The printed wiring board (PWB), also known as the Printed Circuit Board (PCB), is essential for every electronic device. The printed wiring board was introduced in the early 1950s as a building block for electronic packaging. The critical feature of the printed wiring boards is to get the maximum components count per square inch of PWB. This is known as component density. Hence many advanced packaging techniques were introduced like Ball Grid Array (BGA), Chip Scale Packaging (CSP), and Chip on Board (CoB).

The surface mount components are miniature size and are extensively used in many PWBs to provide maximum component density while maintaining the device’s electrical, thermal, and signal integrity performance. There is a variety of materials used for PCB substrate, the most common is FR4. The below-shown figure-1 shows the evolution of Computer CPU and associated PWBs.

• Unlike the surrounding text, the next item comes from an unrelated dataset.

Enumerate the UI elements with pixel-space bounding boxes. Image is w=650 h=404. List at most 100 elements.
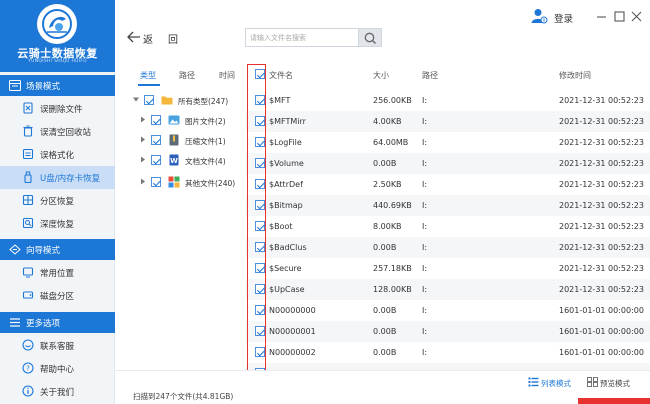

1.The main factors affecting the performance of PWBs
1.1 Speed of operation of the printed wiring board
The speed at which the electronic device operates is a significant factor in the design of PWB interconnections. The signal propagation speed is inversely proportional to the square root of the dielectric constant of the substrate material of PWB. Time of flight is the signal’s propagation time, which is directly proportional to the length of conductors and must be kept short of ensuring the optimum electrical performance of a system. Above 25MHz, the PWBs use the strip-lines and micro-strips for this purpose.
1.2 Printed Wiring Board–Power Consumption

Increasing clock rates and increasing the number of gates will result in increased power consumption. Special care must be taken for high-speed switching circuits where ground return current flow is channeled optimally. The separate ground plane must be made in multilayer PWBs to ensure low resistance current flow. A different bus bar system is also preferable for high-power circuits.
1.3 Thermal Management
The PWBs are poor conductors of heat, so proper care must be taken to use methods to dissipate the heat generated by power components in PWBs. Heat sinks, heat vias, conductive planes in PWBs, and metal slugs are good techniques.